Quoique l'idée est tentante. S'ils sont affaiblis par le manque de nourriture, ils feront moins de bruit non ? Je suis allée préparer leur petit déjeuner, avant d'aller me préparer moi pendant qu'ils mangeaient. Tina est arrivée juste au moment où je finissais de les habiller.

Tina est ma soeur. Ma soeur jumelle. Et elle n'est ni mon double parfait ni mon parfait opposé comme le laissent penser tous ces films pour la plupart mauvais qui racontent l'histoire de jumeaux. Avoir la même date de naissance et les mêmes gènes n'ont pas fait de nous des sœurs beaucoup plus ou beaucoup moins proches que peuvent l'être deux sœurs "ordinaires". Parce que nous ne sommes en rien extraordinaires. Et même les gens qui ne nous connaissent pas bien ne nous confondent pas. Car contrairement à ce que je viens de dire (s'il y a une personne que je sais contredire, c'est bien moi), il m'arrive de penser qu'elle est tout ce que je ne suis pas. Donc elle est beaucoup de choses. En vrac, Tina est : en bons termes avec ma mère, propriétaire, mariée (à une époque) divorcée (maintenant), mère... Donc, je suis par opposition : en (très) mauvais termes avec ma mère, locataire, célibataire et sans enfants. Quoique, cette dernière affirmation reste à voir. Il y a une chose que Tina et moi avons en commun, en dehors de notre jour anniversaire, : notre légendaire organisation. En fait de légendaire, je devrais dire inexistante. C'est pourquoi il arrive plus que souvent que ma soeur débarque chez moi sans prévenir et me laisse ses deux enfants. Comme cette semaine.
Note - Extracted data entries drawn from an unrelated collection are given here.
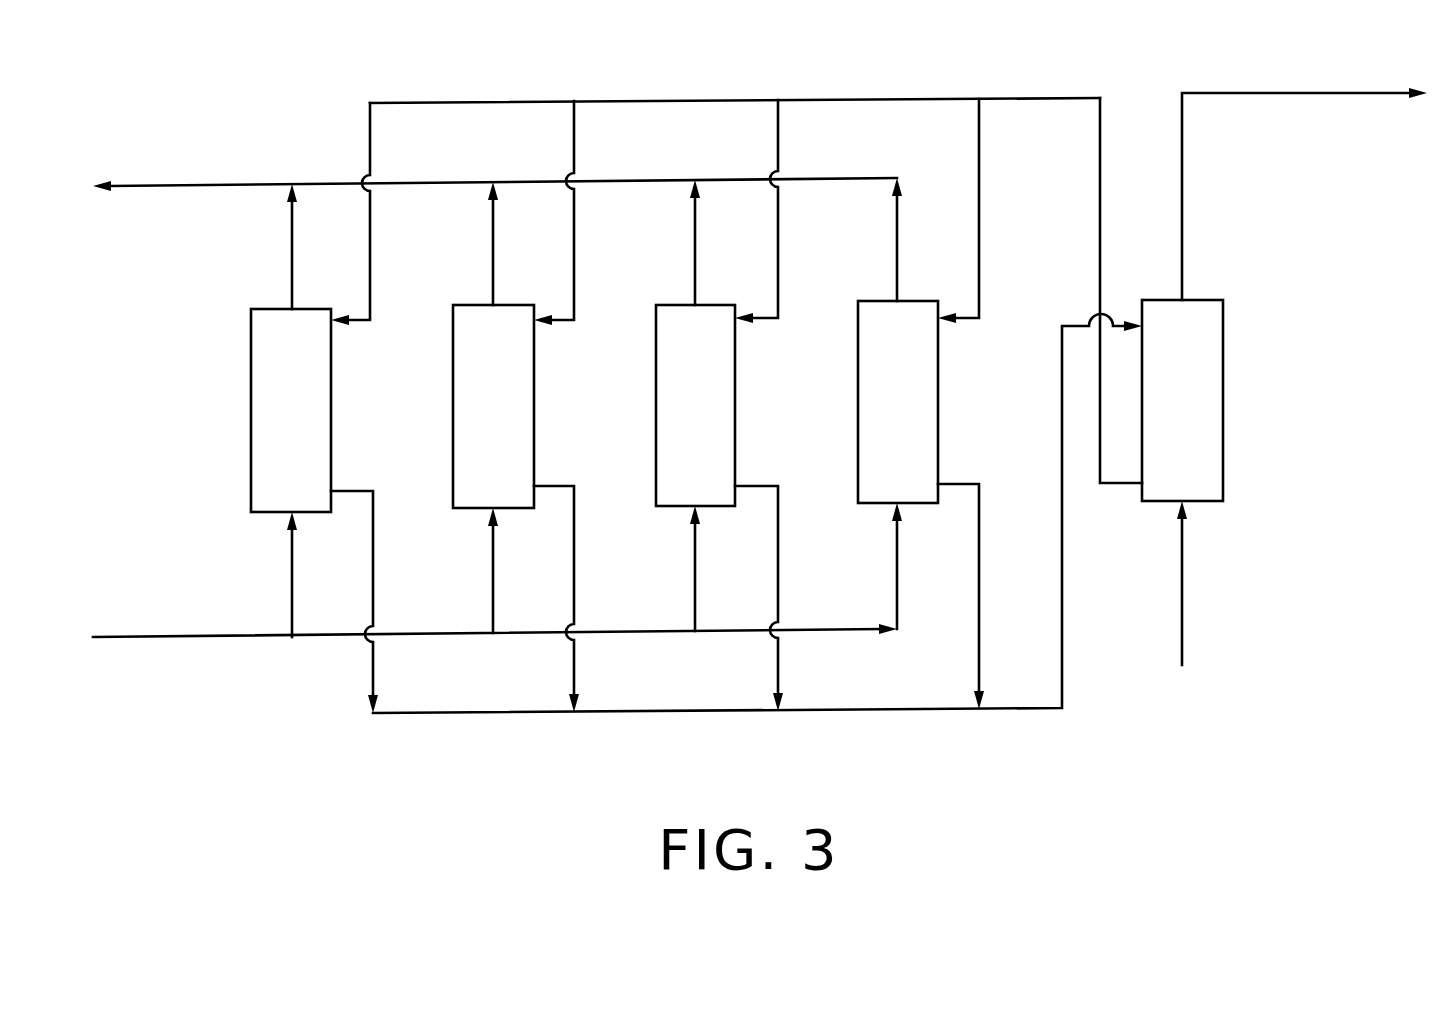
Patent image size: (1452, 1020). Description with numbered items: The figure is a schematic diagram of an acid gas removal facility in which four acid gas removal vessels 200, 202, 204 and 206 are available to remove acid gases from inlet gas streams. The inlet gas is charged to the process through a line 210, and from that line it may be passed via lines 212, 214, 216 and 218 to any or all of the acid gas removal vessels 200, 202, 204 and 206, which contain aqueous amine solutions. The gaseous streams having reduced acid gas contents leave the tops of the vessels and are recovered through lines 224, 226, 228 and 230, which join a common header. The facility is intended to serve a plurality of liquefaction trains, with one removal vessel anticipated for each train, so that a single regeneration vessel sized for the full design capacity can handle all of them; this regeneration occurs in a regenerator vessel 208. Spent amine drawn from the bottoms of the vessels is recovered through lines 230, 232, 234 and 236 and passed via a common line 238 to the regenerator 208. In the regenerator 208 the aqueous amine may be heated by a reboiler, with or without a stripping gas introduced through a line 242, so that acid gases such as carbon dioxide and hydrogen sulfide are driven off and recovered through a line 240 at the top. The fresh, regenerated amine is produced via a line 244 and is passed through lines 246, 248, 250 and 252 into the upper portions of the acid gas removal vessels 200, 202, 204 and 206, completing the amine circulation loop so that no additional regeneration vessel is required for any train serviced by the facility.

The acid gas removal vessel 200 is at (250, 415).
The acid gas removal vessel 202 is at (453, 410).
The acid gas removal vessel 204 is at (656, 410).
The acid gas removal vessel 206 is at (858, 415).
The regenerator vessel 208 is at (1225, 390).
The line 210 is at (175, 637).
The line 212 is at (292, 580).
The line 214 is at (495, 592).
The line 216 is at (697, 568).
The line 218 is at (898, 572).
The line 224 is at (292, 242).
The line 226 is at (492, 238).
The line 228 is at (190, 184).
The line 230 is at (898, 250).
The line 232 is at (576, 562).
The line 234 is at (780, 567).
The line 236 is at (981, 575).
The line 238 is at (680, 713).
The line 240 is at (1258, 95).
The line 242 is at (1184, 588).
The line 244 is at (1102, 220).
The line 246 is at (981, 210).
The line 248 is at (780, 232).
The line 250 is at (576, 280).
The line 252 is at (372, 290).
- Ils ont été sages ? me demande t-elle.
- De vrais anges.
Cette réponse hyperbolique lui fait comprendre que de cette phrase ne transparaît pas l'exacte vérité, et je m'empresse de la rassurer.
- Ne t'inquiète pas, tout s'est bien passé.
- Je suis désolée, je ne pouvais vraiment pas faire autrement...

Tina bosse dans une banque (le dernier lieu où moi j'aurais envie de travailler) et ce qu'elle y fait exactement (ne me demandez pas quoi) l'oblige à voyager sans cesse à droite à gauche pour négocier je ne sais trop quels contrats. Et à me confier sa progéniture. Je me demande si à la longue, ils ne me prendront pas pour leur mère. C'est vrai : nous avons le même visage, et ils me voient sans doute plus souvent qu'elle...

- Merci, merci infiniment...

Le long rituel du remerciement, tellement exagéré par Tina qu'il m'empêche toujours de refuser de prendre mes neveux la fois suivante où elle me le demande. Seule la présence de Georges Le Jaune couché sur le sol l'empêche de s'y laisser tomber à genoux... Aujourd'hui, j'écourte cette litanie de remerciements, parce que mine de rien l'heure tourne. Je flanque Elisa - "j'veux un chien"- (qu'est-ce que je disais) dans les bras de sa mère, accroche Liam à la main gauche de cette dernière et la dirige subtilement vers la sortie. Alors que je referme la porte, elle se retourne pour m'annoncer la bonne nouvelle.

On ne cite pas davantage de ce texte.